Insiden itu pun menjadi berita media-media arus utama dunia, dengan pertanyaan mendasar, apakah apatisme jadi trend umum di China. Jika ya, mengapa? New York Times dalam sebuah artikel di situsnya yang terbit Rabu yang mengulas peristiwa itu, memuat prolog tentang sebuah peristiwa lain yang terjadi Jumat, sehari setelah drama tagis di pasar Fosham itu.
Pada peristiwa Jumat itu, seorang perempuan yang tampaknya ingin bunuh diri melompat ke danau di Hangzhou, sebuah kota di barat daya Shanghai. Ketika perempuan itu tampaknya mulai tenggelam, seorang perempuan, yang secara luas dilaporkan sebagai turis Amerika, langsung menanggalkan mantelnya. Perempuan itu terjun juga ke air, lalu berenang ke arah orang yang mau bunuh diri. Secara tangkas si penolong menarik perempuan itu ke tepi danau. Kemudian, ketika melihat perempuan itu selamat, si penolong pergi tanpa memberitahukan namanya.
Dua kejadian itu tentu tak dapat dikatakan mewakili moralitas dari dua bangsa itu. Namun ribuan microblogger di China telah menggunakan dua kejadian itu, yang satu memperlihatkan sifat tak berperasaan dan yang lain menunjukkan heroisme, sebagai bahan bakar dalam perdebatan memilukan atas apakah masyarakat China tidak berbelas kasih dan, jika benar demikian, mengapa. Topik itu jadi perbincangan nasional dan semakin umum. Sesuatu yang tidak pernah ada sebelumnya di negara yang media cetak dan media penyiarannya sebagian besar tetap dikendalikan Partai Komunis yang lebih tertarik dalam mengarahkan opini publik daripada merefleksikan suasana bangsa.

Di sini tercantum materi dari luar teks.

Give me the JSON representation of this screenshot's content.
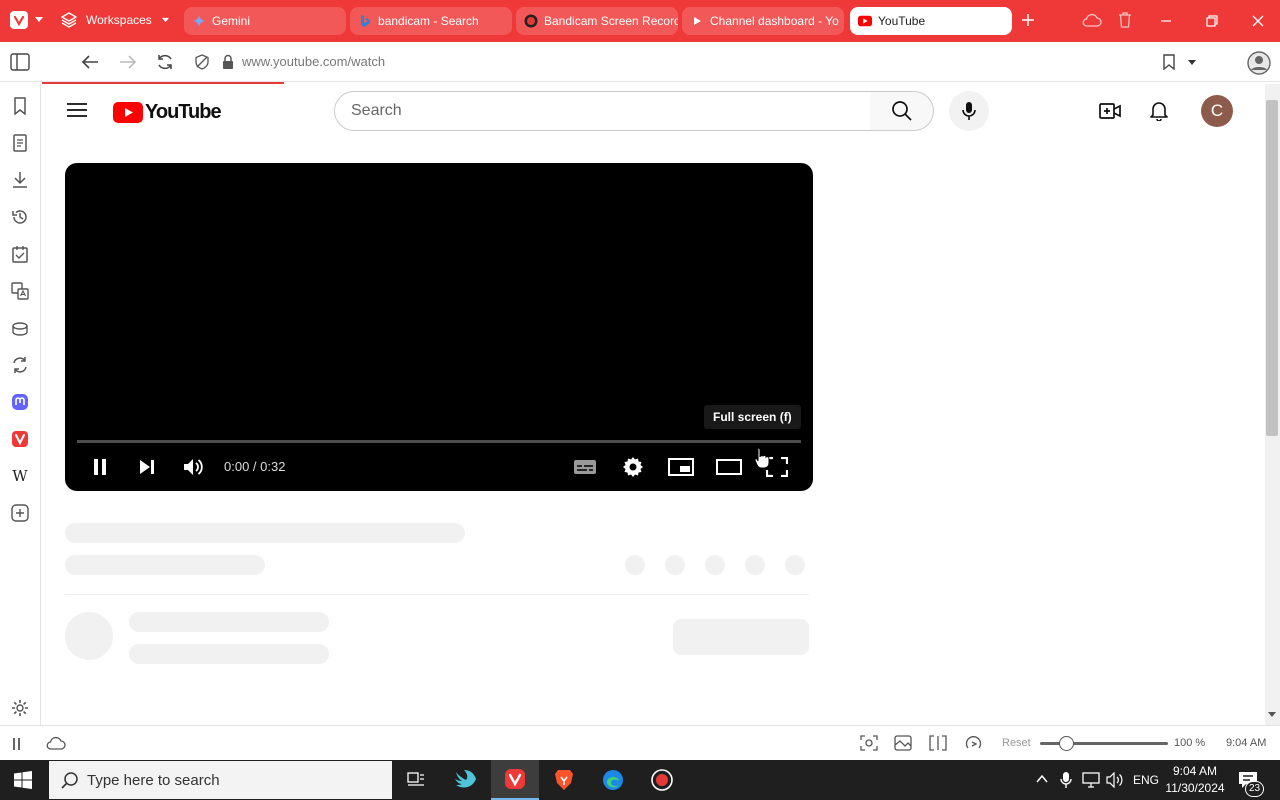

Seorang microblogger berkata tentang penyelamatan di Hangzhou. "Kemarin Obama minum bir dengan pekerja konstruksi yang kehilangan pekerjaan. Hari ini, saya membaca sebuah cerita tentang seorang turis Amerika yang melompat ke dalam air untuk menyelamatkan seseorang. Saya akhirnya menyadari mengapa Amerika menjadi negara yang kuat dan akan terus menjadi yang terkuat."
Booming ekonomi China dan kesenjangan yang menganga antara yang kaya dan miskin telah membuat perubahan nilai-nilai sosial menjadi topik perdebatan. Sejumlah orang meratapi bahwa materialisme telah menggantikan moral. Materialisme dinilai telah menjadikan orang-orang China bak mayat berjalan, tak punya spirit untuk berbelas kasih. Konsep ying yang, yang mengutamakan kesimbangan, dalam konteksnya ini berarti antara yang material dan yang spiritual, yang menjadi prinsip dasar filsafat China seakan hilang tak berbekas.
Namun sejumlah orang menduga, sistem hukum negara itu mungkin telah menghalangi munculnya orang Samaria yang murah hati, yang mau membantu mereka yang mengalami kecelakaan. Media Kanada, Toronto Star, dalam situsnya, Rabu, menulis bahwa di Ontario, dan sejumlah tempat lain di dunia, ada undang-undang tentang orang Samaria yang murah hati yang melindungi orang yang tidak profesional secara medis yang melakukan pertolongan pertama pada korban kecelakaan di tempat kejadian. Di banyak negara Eropa, seperti Perancis dan Jerman, UU tentang Orang Samaria yang Murah Hati malah mengharuskan warga yang ada di lokasi untuk melakukan tindakan penyelamatan.
Nah di China, tidak ada UU semacam itu, kata Pitman Potter, seorang profesor hukum di University of British Columbia. Ketiadaan UU semacam itu, kata Potter menghalangi orang untuk membantu.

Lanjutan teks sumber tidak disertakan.